Kommentar von Felix Hackenbruch

Waffen töten Menschen und sind nicht zur Belustigung da. Die Bundeswehr sollte die Versuche der Anwerbung von Minderjährigen sein lassen.

Interessierte besichtigen einen Minenräumpanzer, 11. Juni 2016 in Wilhelmshaven Foto: dpa

A m Ende waren die Beweisbilder von Kindern an Handfeuerwaffen zu erdrückend. Nur wenige Stunden nachdem Friedensaktivisten mit ihren Fotos vom „Tag der Bundeswehr“ in Stetten an die Öffentlichkeit gegangen waren, eröffnete die Bundeswehr ein internes Verfahren. Am Tag darauf bedauerte die Verteidigungsministerin persönlich den Vorfall und gelobte Besserung. Zukünftig sollen bei solchen Tagen der Bundeswehr keine Waffen mehr zum Anfassen präsentiert werden, sondern nur noch in Vitrinen.

Das war richtig – der Ministerin blieb aber auch keine andere Wahl. Schließlich hatte man gegen hauseigene Regularien verstoßen. Die Konsequenzen reichen allerdings nicht aus. Denn solche Werbe-Techniken haben bei der Bundeswehr Methode.

Seit dem Ende der Wehrpflicht 2011 muss die Bundeswehr Freiwillige für sich gewinnen. Dafür stieg das Budget für Nachwuchswerbung seit 2010 von 12 auf über 35 Millionen Euro. Im Fokus der Anwerbung stehen vor allem Jugendliche. Karriereberater der Bundeswehr tingeln Tag für Tag durch die Klassenzimmer.
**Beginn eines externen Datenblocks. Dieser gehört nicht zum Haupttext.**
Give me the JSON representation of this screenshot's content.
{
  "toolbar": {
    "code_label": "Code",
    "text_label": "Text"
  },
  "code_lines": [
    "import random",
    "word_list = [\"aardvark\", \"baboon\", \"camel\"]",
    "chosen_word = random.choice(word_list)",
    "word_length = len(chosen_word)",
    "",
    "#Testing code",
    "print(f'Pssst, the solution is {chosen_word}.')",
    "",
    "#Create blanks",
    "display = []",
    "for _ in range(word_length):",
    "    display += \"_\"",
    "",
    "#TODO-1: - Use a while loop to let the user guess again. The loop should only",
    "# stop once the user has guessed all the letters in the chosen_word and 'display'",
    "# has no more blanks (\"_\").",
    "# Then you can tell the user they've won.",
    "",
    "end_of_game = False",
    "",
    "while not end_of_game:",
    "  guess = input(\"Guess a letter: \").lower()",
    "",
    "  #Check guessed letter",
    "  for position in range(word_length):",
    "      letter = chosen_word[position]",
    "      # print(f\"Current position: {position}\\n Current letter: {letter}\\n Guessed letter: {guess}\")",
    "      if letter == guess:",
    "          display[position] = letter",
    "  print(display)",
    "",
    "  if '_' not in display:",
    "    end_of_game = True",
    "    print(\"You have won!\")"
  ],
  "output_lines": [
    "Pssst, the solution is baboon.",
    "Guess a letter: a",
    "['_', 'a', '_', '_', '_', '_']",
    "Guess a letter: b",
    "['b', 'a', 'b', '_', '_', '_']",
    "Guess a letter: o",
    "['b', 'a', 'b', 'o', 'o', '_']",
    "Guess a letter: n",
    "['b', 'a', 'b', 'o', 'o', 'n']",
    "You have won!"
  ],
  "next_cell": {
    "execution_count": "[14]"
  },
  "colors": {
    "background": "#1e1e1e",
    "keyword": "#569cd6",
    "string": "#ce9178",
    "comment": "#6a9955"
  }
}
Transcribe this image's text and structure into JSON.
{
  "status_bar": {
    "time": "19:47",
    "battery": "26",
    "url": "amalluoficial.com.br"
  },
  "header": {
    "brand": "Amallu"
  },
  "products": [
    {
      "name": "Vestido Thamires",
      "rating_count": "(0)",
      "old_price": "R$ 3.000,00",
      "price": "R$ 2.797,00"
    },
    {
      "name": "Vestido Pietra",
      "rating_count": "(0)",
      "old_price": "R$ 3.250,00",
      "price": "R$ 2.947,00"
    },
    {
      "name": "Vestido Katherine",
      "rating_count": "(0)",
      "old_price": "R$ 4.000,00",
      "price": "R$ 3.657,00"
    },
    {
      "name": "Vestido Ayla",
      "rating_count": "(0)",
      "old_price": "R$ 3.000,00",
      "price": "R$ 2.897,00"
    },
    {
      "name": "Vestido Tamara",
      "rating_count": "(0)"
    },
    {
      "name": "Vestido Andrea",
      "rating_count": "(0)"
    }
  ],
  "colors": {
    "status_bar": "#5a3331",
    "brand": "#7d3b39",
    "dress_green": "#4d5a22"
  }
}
Interessierten versprechen sie Action, Abenteuer und Waffen.

Nun sind vor allem junge Männer – geprägt von Konsolenspielen und Actionfilmen – technikaffin und finden Waffen cool. Das nutzt die Bundeswehr geschickt aus. Mal wirbt sie mit einem „Sommercamp“ in der Jugendzeitschrift Bravo, mal stellt sie martialische Waffenschau-Videos auf YouTube.

Hinweise über Risiken sowie die körperliche und mentale Belastung bei Kampfeinsätzen sucht man jedoch vergeblich. Stattdessen nimmt die Bundeswehr als eine der letzten Armeen weltweit auch Minderjährige bei sich auf.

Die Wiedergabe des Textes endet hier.